Em 9 de Julho de 1870, nasceu “O Mercantil”, um jornal com grande qualidade gráfica e seis páginas! Na época, o usual eram jornais com a primeira, a última e as páginas centrais. De vez em quando era encartada uma quinta folha. E só excepcionalmente os jornais eram compostos de oito páginas. Este periódico possuía prelo próprio, nas suas oficinas da Rua Direita, ao Bungo.

“O Mercantil” foi um bastião da Liberdade de Imprensa. Um símbolo da Imprensa Livre em Angola. O director e proprietário era José Pinto da Silva Rocha, jornalista e publicista de grande mérito. Tinha correspondentes em Lisboa, Paris e na Baía, Brasil. Os textos doutrinários contra o governo de Portugal despertaram a fúria do governador que mandou o comandante da polícia de Luanda encerrar o jornal e apreender o prelo mecânico. O director e proprietário foi perseguido até ficar depauperado economicamente e crivado de dívidas. Para o escândalo não ser grande, o governo ofereceu-lhe o cargo de administrador numa aldeia perto do Lobito, Jixitu, hoje conhecida como Egito Praia e lá morreu sozinho e amargurado.

Em 1873 nasceu o semanário “Cruzeiro do Sul”. Liberdade de Imprensa e propagação das ideias independentistas. Acabou mal como os anteriores. Alfredo Troni, em 7 de Julho de 1878, fundou o “Jornal de Loanda”, com tipografia própria e sede na Rua Diogo Cão, junto ao porto. O governador-geral foi vítima da sua pena brilhante. E quando Troni, pelos seus afazeres de advogado, teve de se ausentar da trincheira do jornal, contratou um jornalista de primeira água, Ladislau Batalha, na época, um dos mais brilhantes arautos do socialismo. Um ano depois a polícia acabou com a Liberdade de Imprensa.

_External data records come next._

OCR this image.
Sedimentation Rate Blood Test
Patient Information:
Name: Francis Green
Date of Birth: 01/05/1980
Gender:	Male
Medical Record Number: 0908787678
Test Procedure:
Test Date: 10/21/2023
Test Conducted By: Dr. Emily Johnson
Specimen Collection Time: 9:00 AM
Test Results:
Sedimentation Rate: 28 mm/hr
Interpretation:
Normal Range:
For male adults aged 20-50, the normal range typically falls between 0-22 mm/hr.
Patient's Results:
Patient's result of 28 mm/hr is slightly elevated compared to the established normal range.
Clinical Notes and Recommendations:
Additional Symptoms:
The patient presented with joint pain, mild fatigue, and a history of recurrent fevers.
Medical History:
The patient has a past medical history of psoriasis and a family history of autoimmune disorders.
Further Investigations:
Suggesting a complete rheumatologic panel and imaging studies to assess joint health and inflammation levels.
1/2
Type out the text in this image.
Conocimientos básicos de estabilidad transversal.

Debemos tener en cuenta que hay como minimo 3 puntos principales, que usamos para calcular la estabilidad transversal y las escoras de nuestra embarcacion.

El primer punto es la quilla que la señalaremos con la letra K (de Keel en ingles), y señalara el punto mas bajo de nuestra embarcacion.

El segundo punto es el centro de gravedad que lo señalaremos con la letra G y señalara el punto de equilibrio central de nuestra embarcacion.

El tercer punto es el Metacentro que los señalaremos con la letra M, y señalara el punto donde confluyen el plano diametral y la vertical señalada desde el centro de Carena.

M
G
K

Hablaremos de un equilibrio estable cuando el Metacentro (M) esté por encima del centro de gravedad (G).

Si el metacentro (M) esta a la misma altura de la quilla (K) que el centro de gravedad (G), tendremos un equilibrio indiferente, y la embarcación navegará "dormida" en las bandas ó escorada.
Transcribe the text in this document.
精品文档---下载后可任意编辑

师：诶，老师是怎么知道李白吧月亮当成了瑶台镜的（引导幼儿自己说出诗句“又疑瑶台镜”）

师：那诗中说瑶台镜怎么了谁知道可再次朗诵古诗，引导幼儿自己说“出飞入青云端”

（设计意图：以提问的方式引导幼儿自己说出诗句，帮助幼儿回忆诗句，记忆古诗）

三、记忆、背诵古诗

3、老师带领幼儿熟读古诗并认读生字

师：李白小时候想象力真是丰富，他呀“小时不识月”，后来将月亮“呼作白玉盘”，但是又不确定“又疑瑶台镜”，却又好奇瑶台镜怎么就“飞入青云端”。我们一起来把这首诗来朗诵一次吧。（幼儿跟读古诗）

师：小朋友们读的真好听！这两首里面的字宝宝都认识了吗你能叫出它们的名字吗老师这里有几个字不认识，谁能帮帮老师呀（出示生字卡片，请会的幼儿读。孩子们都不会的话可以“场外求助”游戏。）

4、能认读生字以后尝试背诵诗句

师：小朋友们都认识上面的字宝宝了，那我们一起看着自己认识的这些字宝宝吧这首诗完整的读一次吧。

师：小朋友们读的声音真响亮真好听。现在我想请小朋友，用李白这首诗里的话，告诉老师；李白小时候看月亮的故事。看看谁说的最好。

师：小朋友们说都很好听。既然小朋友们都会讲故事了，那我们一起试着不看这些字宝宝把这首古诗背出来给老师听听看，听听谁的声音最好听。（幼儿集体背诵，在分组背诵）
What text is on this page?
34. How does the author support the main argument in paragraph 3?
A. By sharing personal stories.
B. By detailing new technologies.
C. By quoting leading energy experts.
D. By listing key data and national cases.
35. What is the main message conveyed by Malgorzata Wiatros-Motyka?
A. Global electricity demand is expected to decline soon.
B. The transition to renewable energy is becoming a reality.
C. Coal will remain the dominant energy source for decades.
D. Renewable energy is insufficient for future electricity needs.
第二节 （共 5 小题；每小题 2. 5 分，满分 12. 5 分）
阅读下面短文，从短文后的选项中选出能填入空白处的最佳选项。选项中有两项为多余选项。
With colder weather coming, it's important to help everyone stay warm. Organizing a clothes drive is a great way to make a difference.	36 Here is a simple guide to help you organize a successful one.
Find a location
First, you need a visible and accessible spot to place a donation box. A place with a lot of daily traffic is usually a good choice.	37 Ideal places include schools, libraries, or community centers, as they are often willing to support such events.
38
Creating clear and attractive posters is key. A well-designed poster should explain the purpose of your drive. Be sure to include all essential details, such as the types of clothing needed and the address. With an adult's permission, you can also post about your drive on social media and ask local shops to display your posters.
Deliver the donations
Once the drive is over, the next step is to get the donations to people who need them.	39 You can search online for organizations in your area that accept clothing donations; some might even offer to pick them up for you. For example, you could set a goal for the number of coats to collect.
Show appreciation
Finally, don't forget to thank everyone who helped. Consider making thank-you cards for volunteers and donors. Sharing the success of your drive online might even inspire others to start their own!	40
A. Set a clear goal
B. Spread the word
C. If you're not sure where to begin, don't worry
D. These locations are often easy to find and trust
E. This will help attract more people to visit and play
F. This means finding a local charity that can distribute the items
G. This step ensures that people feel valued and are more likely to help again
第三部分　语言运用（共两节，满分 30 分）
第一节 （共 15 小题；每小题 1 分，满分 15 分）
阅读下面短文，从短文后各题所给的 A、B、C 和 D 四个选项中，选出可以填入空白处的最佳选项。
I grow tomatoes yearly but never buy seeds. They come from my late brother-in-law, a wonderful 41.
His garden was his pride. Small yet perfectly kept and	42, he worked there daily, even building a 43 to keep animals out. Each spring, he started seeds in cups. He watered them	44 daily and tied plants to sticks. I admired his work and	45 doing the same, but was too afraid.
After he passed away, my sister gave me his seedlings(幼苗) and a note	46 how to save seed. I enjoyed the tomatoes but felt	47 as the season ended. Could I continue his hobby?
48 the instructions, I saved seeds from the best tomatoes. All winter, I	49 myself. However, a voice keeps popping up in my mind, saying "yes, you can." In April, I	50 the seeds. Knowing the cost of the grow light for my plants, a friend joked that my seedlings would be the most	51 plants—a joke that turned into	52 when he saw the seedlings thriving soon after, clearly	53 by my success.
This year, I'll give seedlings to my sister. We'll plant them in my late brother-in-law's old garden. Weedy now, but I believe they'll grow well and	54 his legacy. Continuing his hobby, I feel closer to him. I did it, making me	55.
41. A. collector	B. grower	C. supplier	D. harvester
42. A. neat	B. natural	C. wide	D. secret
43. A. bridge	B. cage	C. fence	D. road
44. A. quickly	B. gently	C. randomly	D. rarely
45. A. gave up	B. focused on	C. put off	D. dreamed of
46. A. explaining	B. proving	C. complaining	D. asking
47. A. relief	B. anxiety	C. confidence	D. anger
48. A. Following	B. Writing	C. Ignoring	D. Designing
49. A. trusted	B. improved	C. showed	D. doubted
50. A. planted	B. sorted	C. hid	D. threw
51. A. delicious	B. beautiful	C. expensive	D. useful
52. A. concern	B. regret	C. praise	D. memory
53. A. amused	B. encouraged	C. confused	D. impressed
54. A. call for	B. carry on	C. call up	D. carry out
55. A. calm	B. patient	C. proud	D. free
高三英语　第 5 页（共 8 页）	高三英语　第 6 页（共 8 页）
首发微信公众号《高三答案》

Alfredo Troni perdeu o seu “Jornal de Loanda” mas não cruzou os braços. Em 1888, da sua tipografia privada saía o celebérrimo jornal “Mukuarimi “. As oficinas gráficas do Bungo passaram a chamar-se Typographia do Mukuarimi. 

A Imprensa Livre chegou a Benguela em 1870 com o jornal “O Progresso” (1870), Depois à Catumbela “A Ventosa” (1886). E ao Ambriz “A Africana” (1893). Dificuldades económicas insuperáveis acabaram com esses espaços de liberdade.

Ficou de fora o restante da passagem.